Tuesday, January 19, 2010

Another Kind of Love

Last week Sara was on the phone and her sister put on her two girls (our nieces). Sara--not on speakerphone--talked to them briefly and then said "I love you" before hanging up.
This might not be thought-provoking to you, but it really was to me.
If I had been on the phone then I would not have ended the conversation that way; in fact, it never would have even occurred to me to end it so. Part of this is because the two nieces are 2 years old and nearly 4 years old, so they were around both before the wedding and even before I really knew Sara. Also, they live 800 miles away from us and I've spent less than ten days in their presence at this point. I don't know them all that well and they don't know me much either. In fact, though they are very warm with Sara they mostly react to me like I'm a hairy-faced unfamiliar adult, which is exactly what I am. The older one is old enough so that she warms up to me after some time, but the younger is definitely not there yet.
And yet this is my family now. After we move to Chicago next year, they will be close family that we see often and regularly for an indefinite amount of time. They will become friends and frequent play-partners with our unborn children.
"Love" is an appropriate word to use, then, if you think about it in this macro sense, but that doesn't change the awkward feeling that I would have when presented with it in the moment. There are different kinds of love, and I'm not just talking romantic vs familial. There is the inner love that we effortlessly produce for other people, and there is also what I'd call the outer love that is part of circumstance that we pull from to give to other people. The love I have for Sara comes from within me that I created (or that her presence or my belief in her wondrousness created in me--deep romantic love can never be fully explained in words), while the love I have for any family member came originally from our shared environment.
My own aunt and uncle tell me that they love me, and nothing seems odd about that. They are family that I've seen consistently throughout my life. Of course we feel a love for each other.
Is it ok that I don't currently feel love for my young nieces? Is it ok to grow into it? I think it should be. Think about it another way: if you are either recently-wedded or have had a partner for a few years, how would you feel if one of your in-laws passed away? If you have not had the time to build up the natural feelings of love for the person, how do you react?
I guess I honestly wonder about this, because my disposition with regards to this stuff is reservedness. I don't quickly come upon love, and when I find it (with one big exception--thanks, wife) I am slow to acknowledge it, especially verbally.
I am a classic midwesterner is this regard. My mom always says she loves me at the end of phone calls, but I rarely return the comment (in fact Sara always pesters me to say it so I do it more often now). I of course love my mother. I have always loved her outwardly and very early on in life I learned to love her inwardly, too. But still I don't always like to offer it up: "I love you."
When my mom talks to me on the phone she does so via the speaker so my dad is almost always there too. At the end of the call, he hardly ever adds his own "I love you." My father of course loves me. But he doesn't always like to offer it up. When he does, I find it more amusing than comforting, because he'll deliver the words in a louder, clearer voice, almost like he's reassuring himself that he says it often enough, changing his cadence as an involuntary way of marking a change in substance, like a writer using CAPITAL LETTERS.

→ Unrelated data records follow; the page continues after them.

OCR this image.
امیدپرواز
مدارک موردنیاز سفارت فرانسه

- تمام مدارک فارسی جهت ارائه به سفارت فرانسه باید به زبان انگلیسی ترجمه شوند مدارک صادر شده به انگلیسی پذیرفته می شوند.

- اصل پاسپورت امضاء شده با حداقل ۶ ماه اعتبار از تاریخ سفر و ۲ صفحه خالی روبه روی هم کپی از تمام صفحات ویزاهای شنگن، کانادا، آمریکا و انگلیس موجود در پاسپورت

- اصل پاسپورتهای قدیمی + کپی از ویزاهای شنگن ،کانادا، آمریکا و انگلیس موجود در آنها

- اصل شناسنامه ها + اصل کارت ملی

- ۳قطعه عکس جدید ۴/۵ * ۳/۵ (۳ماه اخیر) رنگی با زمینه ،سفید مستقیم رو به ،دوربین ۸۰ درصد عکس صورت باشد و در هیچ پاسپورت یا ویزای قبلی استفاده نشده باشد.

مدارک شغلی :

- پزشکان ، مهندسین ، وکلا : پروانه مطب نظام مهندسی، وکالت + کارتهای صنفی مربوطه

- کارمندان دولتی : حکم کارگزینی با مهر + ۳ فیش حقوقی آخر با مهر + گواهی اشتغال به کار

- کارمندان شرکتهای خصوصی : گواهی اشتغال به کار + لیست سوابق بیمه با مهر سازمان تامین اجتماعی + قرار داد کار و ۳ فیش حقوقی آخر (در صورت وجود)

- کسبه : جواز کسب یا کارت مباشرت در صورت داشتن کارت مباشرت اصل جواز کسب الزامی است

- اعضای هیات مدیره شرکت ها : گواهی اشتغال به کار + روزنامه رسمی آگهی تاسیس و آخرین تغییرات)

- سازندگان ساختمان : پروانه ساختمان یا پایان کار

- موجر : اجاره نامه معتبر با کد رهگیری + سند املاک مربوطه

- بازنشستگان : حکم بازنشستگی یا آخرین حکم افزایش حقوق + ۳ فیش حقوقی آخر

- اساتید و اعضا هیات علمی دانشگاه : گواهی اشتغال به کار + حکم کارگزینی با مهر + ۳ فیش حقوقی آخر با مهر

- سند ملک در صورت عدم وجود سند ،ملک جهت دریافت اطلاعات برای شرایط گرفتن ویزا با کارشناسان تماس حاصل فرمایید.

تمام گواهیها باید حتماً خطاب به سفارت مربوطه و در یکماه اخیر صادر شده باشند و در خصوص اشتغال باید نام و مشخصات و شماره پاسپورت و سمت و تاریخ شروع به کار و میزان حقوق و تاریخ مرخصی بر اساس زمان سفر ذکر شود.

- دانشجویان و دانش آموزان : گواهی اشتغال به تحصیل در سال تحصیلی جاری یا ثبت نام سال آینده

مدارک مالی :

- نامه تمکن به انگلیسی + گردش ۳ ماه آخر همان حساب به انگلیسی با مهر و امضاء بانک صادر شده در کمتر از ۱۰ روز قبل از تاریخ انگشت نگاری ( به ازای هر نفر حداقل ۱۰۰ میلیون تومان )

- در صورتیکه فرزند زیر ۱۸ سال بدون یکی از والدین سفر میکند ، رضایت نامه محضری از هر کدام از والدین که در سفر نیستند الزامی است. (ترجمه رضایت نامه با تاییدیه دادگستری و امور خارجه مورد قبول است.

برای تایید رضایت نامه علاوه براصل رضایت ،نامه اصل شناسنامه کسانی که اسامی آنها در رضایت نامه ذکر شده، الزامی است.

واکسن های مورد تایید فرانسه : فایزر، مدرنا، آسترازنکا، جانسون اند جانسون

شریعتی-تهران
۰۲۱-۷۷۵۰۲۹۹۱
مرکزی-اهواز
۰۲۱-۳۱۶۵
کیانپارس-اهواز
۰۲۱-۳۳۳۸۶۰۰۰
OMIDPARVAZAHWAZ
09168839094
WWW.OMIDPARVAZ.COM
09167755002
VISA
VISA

I feel like I need a summary of this post. Everyone loves their parents because they're mom and dad, but not everyone really loves them because they love them; but presumably every husband loves his wife because he really loves her.
A man can let his heart find him a woman, but not a set of parents.
To truly love a person is to not need to use empathy to have emotion for him. I think this is how you know if you love an in-law or a relative.
Is it ok to love a relative only as a relative and not fully emotionally?
Is it normal or acceptable to fully love some relatives and not others?
Does biological immediacy require clean demarcations of emotional attachment, or would it be normal to love a distant relative more than an immediate one?
Is there an initial grace period with new relatives to let love build naturally, and if so roughly how long do you have before wondering if it might not happen?

1 comment:

Ken said...

I don't really have any nieces or nephews yet, but I can relate to the part of your post when you talk about saying "I love you" to your mom. Sometime post-college I became conscious that she always closes with that, always has, and yet I never have really reciprocated for simply the fact that it's not a guy thing to say, something not ingrained in me.

But then I was hit with this notion of harmony that if your mom (or anyone) tells you she loves you, it's only right to say it back. I figure that after everything she's done for me, it's the least I can do to show my appreciation for her.

On another note, my mom has told me girlfriend that she loves her almost as many separate occasions as they've spent together (three). I guess my mom's just a real loving person.